Schnell ist die Yacht wieder auf Kurs gebracht, die Angeln ausgeworfen. Leichter Wind kommt auf. Die Wobbler ziehen in einer Tiefe zwischen drei und vier Metern hinter uns her. Die richtige Wassertiefe um den Esox lucius gierig zu machen.

In dieser Woche haben wir uns ganz auf den Unteren Lough Erne eingestimmt. Die Strecke von Belleck bis Enniskillen ist unser Revier. Noch zwei kleine Hechte fangen wir an diesem Tag. Einen Fünfpfünder nehmen wir mit, der soll am Abend in der Pfanne landen und uns schmecken.

Hecht im Drill
Hecht im Drill

Am nächsten Tag geht es erneut in Richtung Belleck. Auf dieser Strecke, entlang der Seestraße sind viele Untiefen. Hier warten die Räuber gerne auf ihre Beute. Und heute sollte für uns ein erfolgreicher Angeltag werden. Es ist bereits nach Mittag als sich die Rute von Philipp kräftig verbiegt. Es muss ein Kapitaler sein, die Bremse ruckt. Der Raubfisch zieht Meter um Meter Schnur von der Rolle. Dann zeigt er sich. Woww, ein prächtiger Hecht. Doch er will noch lange nicht aufgeben. Gut 10 Minuten braucht Philipp um ihn soweit zu ermüden. das er den Kerl ans Boot drillen kann. Ein bis zwei Meter vor dem Boot gibt des Esox noch mal alles, zieht unter die Yacht, die Rute biegt sich beängstigend, doch das Material hält. Die 35-er Schnur ist zum zerreißen gespannt.

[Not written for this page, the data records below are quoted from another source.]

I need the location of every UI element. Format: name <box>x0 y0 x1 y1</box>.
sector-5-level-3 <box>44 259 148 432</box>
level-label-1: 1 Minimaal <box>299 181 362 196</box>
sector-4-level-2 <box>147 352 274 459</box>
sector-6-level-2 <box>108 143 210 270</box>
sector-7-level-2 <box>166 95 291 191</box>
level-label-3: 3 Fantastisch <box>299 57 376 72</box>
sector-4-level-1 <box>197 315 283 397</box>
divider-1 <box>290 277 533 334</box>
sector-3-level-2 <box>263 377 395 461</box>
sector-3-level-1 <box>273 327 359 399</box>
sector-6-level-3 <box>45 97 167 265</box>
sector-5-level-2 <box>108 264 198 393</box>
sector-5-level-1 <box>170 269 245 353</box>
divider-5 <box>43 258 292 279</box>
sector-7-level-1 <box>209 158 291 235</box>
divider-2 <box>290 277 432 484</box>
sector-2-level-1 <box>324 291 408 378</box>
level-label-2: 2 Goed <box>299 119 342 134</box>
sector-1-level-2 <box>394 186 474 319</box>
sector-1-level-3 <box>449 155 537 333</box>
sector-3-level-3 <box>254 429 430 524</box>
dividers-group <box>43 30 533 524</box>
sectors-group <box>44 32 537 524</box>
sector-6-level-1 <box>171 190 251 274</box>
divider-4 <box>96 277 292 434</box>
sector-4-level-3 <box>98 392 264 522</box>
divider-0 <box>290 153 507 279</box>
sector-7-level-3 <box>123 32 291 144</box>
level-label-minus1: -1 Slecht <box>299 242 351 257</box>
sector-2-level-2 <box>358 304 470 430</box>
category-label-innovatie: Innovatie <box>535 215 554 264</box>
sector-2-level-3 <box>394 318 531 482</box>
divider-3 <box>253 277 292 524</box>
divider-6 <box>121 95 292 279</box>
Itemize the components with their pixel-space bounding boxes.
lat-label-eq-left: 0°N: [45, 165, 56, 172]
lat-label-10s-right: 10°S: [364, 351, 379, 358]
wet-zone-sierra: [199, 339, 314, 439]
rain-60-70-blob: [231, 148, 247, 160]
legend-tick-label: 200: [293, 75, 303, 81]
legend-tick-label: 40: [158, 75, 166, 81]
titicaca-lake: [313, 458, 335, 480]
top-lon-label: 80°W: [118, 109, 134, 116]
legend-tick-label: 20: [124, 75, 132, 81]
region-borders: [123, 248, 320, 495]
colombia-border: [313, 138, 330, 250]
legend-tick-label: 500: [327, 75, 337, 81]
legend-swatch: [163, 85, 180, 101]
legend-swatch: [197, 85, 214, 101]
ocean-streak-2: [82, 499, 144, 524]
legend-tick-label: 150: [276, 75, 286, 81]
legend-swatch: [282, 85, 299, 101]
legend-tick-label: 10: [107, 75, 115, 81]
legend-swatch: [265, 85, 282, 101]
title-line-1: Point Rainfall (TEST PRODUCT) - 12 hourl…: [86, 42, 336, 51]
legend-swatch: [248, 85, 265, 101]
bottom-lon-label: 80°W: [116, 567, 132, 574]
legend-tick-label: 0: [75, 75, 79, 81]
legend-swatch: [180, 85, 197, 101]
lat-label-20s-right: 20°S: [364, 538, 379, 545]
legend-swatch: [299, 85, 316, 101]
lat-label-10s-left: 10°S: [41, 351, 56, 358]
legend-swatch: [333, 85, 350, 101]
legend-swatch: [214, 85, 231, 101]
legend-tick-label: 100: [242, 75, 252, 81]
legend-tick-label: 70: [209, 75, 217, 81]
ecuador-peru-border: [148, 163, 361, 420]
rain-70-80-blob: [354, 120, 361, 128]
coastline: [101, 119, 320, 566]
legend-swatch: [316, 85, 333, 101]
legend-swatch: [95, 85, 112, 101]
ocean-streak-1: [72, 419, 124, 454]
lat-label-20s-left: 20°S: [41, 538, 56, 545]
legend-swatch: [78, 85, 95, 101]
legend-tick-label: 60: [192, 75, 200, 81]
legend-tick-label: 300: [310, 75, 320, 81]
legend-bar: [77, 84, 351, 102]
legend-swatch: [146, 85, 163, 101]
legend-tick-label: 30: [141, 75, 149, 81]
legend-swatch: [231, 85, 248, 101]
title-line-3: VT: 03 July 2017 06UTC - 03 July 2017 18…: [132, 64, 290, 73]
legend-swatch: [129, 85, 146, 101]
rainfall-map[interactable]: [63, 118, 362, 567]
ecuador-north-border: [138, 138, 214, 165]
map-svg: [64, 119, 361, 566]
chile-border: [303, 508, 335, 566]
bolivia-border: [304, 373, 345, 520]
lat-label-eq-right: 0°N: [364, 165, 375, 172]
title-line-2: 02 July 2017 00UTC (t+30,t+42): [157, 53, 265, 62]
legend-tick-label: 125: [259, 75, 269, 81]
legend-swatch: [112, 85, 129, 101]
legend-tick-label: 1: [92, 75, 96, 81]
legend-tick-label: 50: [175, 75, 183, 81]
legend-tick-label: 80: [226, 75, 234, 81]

Schöner Tag auf dem Lough Erne
Schöner Tag auf dem Lough Erne

Wir können den 1-Meter-Hecht an Bord heben. Der Drilling der vorne im Maul sitzt, wird schnell gelöst. Dann lassen wir den Burschen zurück ins braune Moorwasser. Zurück auf Kurs dauert es keine zehn Minuten bis uns der nächste Biss auf Trab bringt. Diesmal bin ich an der Reihe. Und es sollte ein noch größerer Hecht sein, der für den Adrenalinschub sorgt. 1,10 Meter zeigt unser Zollstock an. Ein Hecht wie aus dem Bilderbuch. Auch ihm geben wir selbstverständlich die Freiheit zurück.

Wir sind in der Woche viereinhalb Tage auf dem See unterwegs gewesen. Insgesamt konnten wir 18 Hechte fangen. Einen haben wir für den Abendtisch mitgenommen. Das Gebiet zwischen Belleck und Enniskillen ist gut zweieinhalb Autostunden vom Flughafen Dublin entfernt. Es ist Grenzgebiet zwischen Nordirland und der Republik Irland. Neben Hechten sind es vor allem schwere Seeforellen (bis zu 10 Pfund), die diesen Bereich zu einem echten Angelparadies machen.